Rationale and definition:
Food losses through inefficiencies in the food production chain and waste are widespread in all countries. At present, direct data on food losses and waste is sparse and difficult to compare internationally. This is partly explained by the high cost of directly measuring losses and waste for numerous categories of food products and across different stages from harvest to final consumption. In view of the importance of food losses and waste, a basic indicator is needed to track progress over time. FAO is currently developing the Global Food Loss Indicator, which is expected to be available by end of 2015 but remains to be validated.
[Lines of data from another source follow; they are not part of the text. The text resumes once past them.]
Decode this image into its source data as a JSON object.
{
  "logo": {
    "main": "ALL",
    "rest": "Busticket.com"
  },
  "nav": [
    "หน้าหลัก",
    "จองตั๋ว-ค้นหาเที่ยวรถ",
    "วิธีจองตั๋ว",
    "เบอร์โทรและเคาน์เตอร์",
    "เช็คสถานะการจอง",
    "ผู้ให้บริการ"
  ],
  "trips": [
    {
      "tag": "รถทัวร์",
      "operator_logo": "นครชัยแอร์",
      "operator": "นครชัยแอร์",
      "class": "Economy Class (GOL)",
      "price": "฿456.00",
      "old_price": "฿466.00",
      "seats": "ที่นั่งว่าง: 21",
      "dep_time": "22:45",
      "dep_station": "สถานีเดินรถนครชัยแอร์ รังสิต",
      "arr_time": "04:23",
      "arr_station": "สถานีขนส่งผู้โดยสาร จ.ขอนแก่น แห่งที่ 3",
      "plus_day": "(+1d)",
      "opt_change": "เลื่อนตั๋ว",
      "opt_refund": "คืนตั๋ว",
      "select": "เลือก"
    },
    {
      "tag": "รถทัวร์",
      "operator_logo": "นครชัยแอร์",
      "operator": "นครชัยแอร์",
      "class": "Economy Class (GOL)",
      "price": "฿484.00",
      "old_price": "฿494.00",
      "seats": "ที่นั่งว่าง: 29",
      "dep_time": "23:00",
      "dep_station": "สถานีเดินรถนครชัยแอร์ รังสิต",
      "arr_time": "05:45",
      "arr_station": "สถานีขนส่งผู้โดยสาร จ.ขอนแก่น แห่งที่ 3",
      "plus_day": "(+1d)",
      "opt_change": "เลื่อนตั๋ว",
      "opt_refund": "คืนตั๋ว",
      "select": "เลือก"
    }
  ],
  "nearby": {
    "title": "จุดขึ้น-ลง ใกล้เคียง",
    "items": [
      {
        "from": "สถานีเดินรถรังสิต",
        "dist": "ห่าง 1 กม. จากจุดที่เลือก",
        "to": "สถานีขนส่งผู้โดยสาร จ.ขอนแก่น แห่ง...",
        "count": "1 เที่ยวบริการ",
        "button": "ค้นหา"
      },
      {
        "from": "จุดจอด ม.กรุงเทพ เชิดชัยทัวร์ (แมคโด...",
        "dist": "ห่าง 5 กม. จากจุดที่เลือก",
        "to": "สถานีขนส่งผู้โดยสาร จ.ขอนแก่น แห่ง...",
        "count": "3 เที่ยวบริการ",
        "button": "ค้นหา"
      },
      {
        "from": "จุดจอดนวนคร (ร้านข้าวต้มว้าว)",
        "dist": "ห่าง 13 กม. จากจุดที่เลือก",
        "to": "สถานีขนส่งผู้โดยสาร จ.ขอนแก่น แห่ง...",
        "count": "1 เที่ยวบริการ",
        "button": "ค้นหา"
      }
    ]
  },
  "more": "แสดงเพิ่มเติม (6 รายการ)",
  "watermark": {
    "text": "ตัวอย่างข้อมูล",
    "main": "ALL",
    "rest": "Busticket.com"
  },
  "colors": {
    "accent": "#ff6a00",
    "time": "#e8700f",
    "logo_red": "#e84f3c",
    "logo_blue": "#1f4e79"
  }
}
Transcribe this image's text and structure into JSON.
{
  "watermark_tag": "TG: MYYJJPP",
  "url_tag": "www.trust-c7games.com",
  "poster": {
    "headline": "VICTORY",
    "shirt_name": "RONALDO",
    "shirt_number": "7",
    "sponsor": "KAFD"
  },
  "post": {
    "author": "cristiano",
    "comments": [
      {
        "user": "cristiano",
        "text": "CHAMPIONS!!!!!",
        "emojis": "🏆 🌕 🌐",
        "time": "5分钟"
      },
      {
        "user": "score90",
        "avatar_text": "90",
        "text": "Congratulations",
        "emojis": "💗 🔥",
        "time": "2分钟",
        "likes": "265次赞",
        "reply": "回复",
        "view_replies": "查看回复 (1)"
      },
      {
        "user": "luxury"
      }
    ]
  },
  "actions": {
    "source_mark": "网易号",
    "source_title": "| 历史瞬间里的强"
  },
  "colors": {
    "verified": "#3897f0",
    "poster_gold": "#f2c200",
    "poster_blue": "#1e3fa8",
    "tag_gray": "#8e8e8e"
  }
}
The indicator is based on a model using observed variables that conceivably influence food losses (e.g. road density, weather, pests) to estimate quantitative pre- and post-harvest losses. Data on these variables are available from several sources, including country statistics, FAOSTAT, WFP’s Logistics Capacity index, World Road Statistics, etc. In addition, depending on their priorities and monitoring systems, countries may adopt other indicators to more directly track food losses and/or waste for agricultural product categories of highest priority to their food and nutrition security.1
Opportunities for disaggregation to be reviewed once the indicator has been defined.
Comments and limitations:
Significant efforts will be necessary to create a baseline for food loss and waste. Staple crops that are often combined after harvest for processing will usually provide better data for food loss. Crops grown on a small scale and/or consumed directly by the household farm will be much more difficult to assess, yet they are the crops that tend to experience the highest food losses.
Preliminary assessment of current data availability by Friends of the Chair:
Primary data source:
Potential lead agency or agencies:
FAO, IFAD and WFP (2014). Food security, nutrition and sustainable agriculture in the post-2015 agenda: priority targets and indicators identified by FAO, IFAD and WFP, Working group paper, FAO: Rome.